The Josephson supercurrent that flows through a weak link between two superconductors is a manifestation of the coherence of the many-body superconducting state. The link can be an insulating barrier, a small piece of normal metal, a constriction or any other type of coherent conductor. Regardless of its specific nature the supercurrent is a periodic function of the phase difference $\delta$ between the electrodes. However, the exact function is determined by the geometry and material properties of the weak link. A unifying microscopic description of the effect has been achieved in terms of the spectrum of discrete quasiparticle states that form at the weak link: the Andreev bound states (ABS).
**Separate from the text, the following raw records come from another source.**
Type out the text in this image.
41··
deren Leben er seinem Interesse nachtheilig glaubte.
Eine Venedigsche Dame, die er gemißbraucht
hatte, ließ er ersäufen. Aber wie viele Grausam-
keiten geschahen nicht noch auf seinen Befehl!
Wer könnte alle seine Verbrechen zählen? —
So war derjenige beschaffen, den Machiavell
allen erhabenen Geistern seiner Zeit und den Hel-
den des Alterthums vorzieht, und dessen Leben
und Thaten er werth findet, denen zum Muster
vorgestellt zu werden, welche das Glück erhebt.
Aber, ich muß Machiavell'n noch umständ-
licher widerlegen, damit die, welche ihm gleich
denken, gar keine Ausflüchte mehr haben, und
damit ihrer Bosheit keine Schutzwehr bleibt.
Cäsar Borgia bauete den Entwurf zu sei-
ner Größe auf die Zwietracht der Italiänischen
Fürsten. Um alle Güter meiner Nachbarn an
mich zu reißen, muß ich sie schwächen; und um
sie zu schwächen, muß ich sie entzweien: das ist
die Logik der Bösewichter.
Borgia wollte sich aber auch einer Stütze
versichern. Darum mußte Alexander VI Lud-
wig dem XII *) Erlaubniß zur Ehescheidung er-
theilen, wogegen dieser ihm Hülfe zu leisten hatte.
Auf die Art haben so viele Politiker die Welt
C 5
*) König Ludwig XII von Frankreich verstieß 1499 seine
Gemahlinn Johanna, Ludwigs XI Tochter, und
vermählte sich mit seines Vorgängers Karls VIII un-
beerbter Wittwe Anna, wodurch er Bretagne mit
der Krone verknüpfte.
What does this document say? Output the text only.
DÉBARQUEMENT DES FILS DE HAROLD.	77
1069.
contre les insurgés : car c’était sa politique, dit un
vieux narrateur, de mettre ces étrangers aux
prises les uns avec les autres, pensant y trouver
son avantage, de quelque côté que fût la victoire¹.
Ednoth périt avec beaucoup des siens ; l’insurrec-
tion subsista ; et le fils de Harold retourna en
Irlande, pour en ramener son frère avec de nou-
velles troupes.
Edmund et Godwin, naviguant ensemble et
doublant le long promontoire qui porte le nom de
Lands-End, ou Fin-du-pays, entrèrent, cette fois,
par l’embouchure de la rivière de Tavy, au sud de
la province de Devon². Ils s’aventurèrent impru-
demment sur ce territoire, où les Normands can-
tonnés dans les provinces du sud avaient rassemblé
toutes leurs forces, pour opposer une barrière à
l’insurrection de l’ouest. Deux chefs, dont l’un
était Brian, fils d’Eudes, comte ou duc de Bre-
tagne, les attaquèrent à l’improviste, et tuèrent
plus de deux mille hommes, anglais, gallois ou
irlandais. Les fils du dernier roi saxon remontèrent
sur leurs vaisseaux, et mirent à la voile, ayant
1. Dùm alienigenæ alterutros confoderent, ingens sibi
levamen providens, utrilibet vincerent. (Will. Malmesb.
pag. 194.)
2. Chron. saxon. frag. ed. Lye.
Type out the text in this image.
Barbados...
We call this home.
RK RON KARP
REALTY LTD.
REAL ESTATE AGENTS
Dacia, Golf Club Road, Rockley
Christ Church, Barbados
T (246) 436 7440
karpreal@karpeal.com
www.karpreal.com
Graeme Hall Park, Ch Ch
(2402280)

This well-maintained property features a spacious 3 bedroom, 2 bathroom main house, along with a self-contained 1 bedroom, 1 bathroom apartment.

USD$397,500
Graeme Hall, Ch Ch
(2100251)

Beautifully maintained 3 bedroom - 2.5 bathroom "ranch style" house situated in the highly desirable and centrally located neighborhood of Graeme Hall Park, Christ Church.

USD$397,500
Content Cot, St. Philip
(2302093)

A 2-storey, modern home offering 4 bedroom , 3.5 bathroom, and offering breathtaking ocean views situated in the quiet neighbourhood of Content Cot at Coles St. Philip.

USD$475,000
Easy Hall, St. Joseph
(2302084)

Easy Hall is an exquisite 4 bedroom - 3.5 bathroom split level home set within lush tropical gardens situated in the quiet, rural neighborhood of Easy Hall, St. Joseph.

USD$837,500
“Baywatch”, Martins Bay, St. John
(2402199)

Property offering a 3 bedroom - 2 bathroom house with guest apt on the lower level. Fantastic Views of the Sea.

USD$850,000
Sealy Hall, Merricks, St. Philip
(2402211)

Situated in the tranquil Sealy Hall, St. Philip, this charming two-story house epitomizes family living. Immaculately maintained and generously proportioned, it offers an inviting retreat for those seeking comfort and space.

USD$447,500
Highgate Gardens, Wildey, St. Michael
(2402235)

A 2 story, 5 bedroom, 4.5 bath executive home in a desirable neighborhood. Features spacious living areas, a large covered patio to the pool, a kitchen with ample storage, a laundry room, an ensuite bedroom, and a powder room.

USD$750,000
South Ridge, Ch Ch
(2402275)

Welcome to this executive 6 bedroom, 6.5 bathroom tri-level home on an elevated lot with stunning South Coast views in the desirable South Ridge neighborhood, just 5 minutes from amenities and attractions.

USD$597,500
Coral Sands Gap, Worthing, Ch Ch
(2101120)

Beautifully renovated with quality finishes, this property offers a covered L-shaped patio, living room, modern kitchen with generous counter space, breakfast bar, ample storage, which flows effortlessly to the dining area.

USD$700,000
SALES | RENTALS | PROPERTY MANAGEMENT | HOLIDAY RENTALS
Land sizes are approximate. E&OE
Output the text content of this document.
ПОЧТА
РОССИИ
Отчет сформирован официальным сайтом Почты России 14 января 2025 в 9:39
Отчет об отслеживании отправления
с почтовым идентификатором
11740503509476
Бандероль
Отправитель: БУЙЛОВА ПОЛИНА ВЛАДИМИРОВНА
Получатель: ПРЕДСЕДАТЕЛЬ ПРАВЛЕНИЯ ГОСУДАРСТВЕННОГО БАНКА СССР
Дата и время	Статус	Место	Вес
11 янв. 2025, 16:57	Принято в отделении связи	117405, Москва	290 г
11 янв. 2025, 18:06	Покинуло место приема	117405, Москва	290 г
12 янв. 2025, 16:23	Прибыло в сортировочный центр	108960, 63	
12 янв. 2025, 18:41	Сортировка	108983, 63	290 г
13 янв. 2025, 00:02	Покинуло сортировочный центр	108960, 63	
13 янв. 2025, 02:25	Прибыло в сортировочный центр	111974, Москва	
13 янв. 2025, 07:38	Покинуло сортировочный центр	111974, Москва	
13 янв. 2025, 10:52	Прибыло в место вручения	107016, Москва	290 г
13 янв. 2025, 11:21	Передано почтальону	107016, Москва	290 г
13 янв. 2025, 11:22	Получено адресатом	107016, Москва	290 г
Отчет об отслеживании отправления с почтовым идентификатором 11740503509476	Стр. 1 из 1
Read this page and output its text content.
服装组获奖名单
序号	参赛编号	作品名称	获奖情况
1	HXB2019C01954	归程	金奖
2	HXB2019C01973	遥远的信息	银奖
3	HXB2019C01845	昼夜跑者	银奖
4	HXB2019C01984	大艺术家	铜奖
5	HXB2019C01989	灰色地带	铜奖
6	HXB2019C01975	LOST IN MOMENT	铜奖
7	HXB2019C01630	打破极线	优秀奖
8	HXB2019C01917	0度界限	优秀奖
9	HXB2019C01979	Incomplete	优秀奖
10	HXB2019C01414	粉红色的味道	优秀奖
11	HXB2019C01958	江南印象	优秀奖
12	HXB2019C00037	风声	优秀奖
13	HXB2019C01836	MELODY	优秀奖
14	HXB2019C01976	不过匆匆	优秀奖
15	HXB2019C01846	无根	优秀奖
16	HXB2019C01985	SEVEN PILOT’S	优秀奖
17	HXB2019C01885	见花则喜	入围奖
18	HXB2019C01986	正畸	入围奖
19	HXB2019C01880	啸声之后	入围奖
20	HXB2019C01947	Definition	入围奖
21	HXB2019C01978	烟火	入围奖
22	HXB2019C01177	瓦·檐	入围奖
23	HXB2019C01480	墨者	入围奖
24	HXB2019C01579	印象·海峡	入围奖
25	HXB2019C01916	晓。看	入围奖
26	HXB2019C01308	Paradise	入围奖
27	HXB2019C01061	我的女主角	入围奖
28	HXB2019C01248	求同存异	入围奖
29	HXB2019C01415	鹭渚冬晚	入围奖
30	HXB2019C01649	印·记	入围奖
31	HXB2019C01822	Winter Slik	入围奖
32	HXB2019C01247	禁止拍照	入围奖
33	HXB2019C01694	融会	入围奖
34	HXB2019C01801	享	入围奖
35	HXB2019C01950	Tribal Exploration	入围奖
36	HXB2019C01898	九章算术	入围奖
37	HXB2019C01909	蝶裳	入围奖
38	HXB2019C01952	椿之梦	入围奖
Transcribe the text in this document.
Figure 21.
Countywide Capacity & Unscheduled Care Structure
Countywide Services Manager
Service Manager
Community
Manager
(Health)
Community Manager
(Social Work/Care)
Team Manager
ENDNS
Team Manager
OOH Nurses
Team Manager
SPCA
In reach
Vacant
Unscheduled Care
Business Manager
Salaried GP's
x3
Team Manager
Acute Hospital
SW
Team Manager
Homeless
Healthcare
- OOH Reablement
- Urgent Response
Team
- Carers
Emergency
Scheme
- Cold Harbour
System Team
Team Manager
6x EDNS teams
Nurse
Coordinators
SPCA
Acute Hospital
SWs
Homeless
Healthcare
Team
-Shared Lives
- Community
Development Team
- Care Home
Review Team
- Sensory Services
Andreev bound states are formed from the coherent Andreev reflections that quasiparticles undergo at both ends of a weak link. Quasiparticles acquire a phase at each of these Andreev reflections and while propagating along the weak link of length $L$. Therefore, the ABS energies depends on $\delta$, on the transmission probabilities for electrons through the weak link and on the ratio $\lambda = L/\xi$ where $\xi$ is the superconducting coherence length. Assuming ballistic propagation, $\xi = \hbar v_F/\Delta$ is given in terms of the velocity $v_F$ of quasiparticles at the Fermi level within the weak link and of the energy gap $\Delta$ of the superconducting electrodes. In a short junction, defined by $L \gg \xi$, each of the $N$ conduction channels of the weak link, with transmission probability $\tau_i$, gives rise to a single spin-degenerate Andreev level at energy $E_{A,i} = \sqrt{1-\tau_i\sin^2{\delta/2}}$

Now, if I have $N$ conduction channels occupied at chemical potential $\mu$, and assume parabolic dispersion, no SOI, and no Zeeman field, there is a clear hierarchy in Fermi velocities of the aforementioned conduction channels. The 'deepest' lying band (its band minimum is furthest away from $\mu$) will have the highest $v_F$, while the outer most subband will have the lowest $v_F$. My question is then as follows. Does this then also mean that the outer most subband will always have the lowest transmission probability $\tau_N$? Is it true that $\tau_i \geq \tau_j$, for $i>j$? Can we directly relate $\tau_i$ to $v_{F,i}$, or does that require specific assumptions, and when are those not satisfied? I know at least one case in which it is true; in the (excellent, in my opinion) thesis by Bretheau he derives an expression for $\tau_i$ when the junction hosts a delta scatterer of strength $V$ such that $\tau = \frac{1}{1+\left(\frac{m_eV/\hbar^2}{k_F}\right)^2}$, where one does have this hierarchy. What about the case of a smooth barrier potential? And what if every conduction band does not have to see the same scattering potential (say due to where the wavefunction lives in the 3D structure)? Could that lead to a case where this is broken? And finally, and perhaps crucially, what about if the junction is disordered?